Imagine being with me during a hunting dog test. May dog and I walk to the line. Another trainer and his dog walk to the same line at the same time. As we reach the line we hear a gunshot and a duck falls a few paces from the dogs. At that moment the masters of these dogs are only permitted to give a single command, “sit”. When done correctly both dogs freeze and lock their eyes on the bird and wait eagerly for their command. This becomes the moment of truth for the dogs. They are magnificent powerhouses of intellect, muscle, and determination; both poised and waiting for the command to charge.

As simple as this may seem, can you imagine what must being going through their minds? They believe that every bird that falls belongs to them. They also believe that no other dog has the right to beat them to the bird, ever. These dogs have been bred to retrieve and to retrieve fast. They are dominant and controlling, their muscles tight and their energy is raging. Their egos are roaring and their internal release triggers are cocked. However, it is in these intense moments that champions are both made and lost. For if either dog’s definition of success is to show the world how good and dominant they are, they have missed the point.

If he believes that life is all about his happiness of if his attitude says, “Watch me run. Watch me retrieve. Look at my bank account, my new car, my professional title”, they have missed the point. If they act upon their feelings and move for any reason they are disqualified. I am then told to remove him from the competition and the dog has failed. There is no curve and their is no alternate scale for him to be judge by. He is gone.

You see, the dog was asked to sit. He was not asked to take charge and show the other dog how good he was. He was to lean not on his own understanding but on mine. He was not to covet that which was not his, and he was to glorify his master; not himself. Perhaps it seems unfair to disqualify him when so much temptation was thrown his way. Why do we think that? We teach our children and our dogs what to do when temptation does come, not merely try to keep them from it. Temptation, according to the book of Matthew, is even a necessary thing. Without temptation my dog does not have a choice and without a choice he cannot show me how much he loves me. When you think about it, the greater the temptation, the greater the glory for the master.

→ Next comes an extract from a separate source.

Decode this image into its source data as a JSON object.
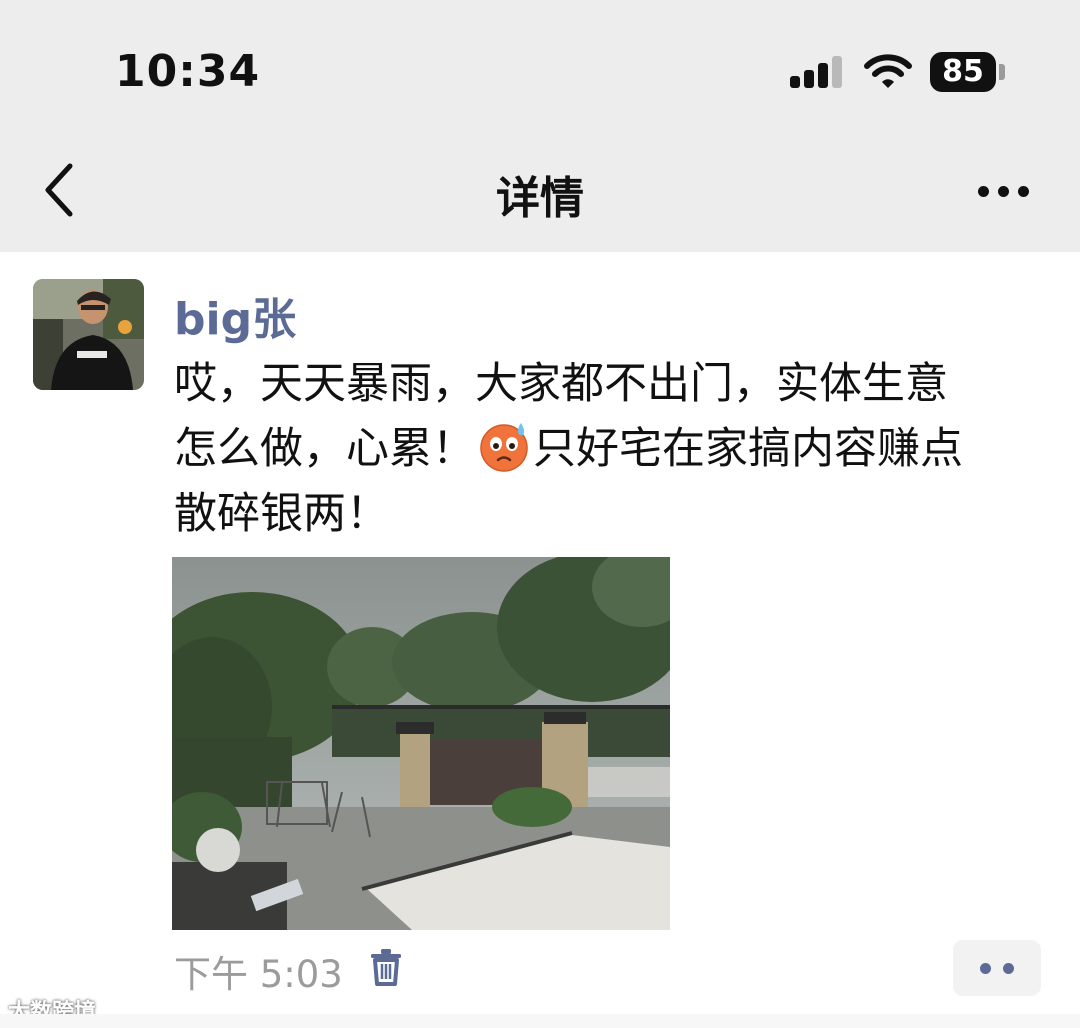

Think about yourself for a moment. What temptations are in your life and whose reputation are you trying to increase? Before I close I think it’s important to point out that I do allow my dogs to be determined to succeed. I even need that characteristic in them. They should have no fear of anything except of dishonoring me. I also allow the to succeed. They just have to change their definition of success. They have gone beyond the need to magnify themselves to other dogs and now focus on living for their master. What a humbling realization it was to me when I evaluate the relationship I have with my own master, Jesus Christ. I would ask you to re-evaluate not what but who you are determined to succeed for. Whose reputation are you trying to make more significant? Yes, many will cry out, “Lord, Lord,” yet he will say, “I do not know you.” Please do not let that happen to you.

Keep your own eyes on the master. Seek ye first the kingdom of God. Why? So that when you come face to face with Jesus, he will know your name.

P.S. Monk says to remind you again that the more he learned to stay, the more he got to go. There really is freedom in obedience. Try it.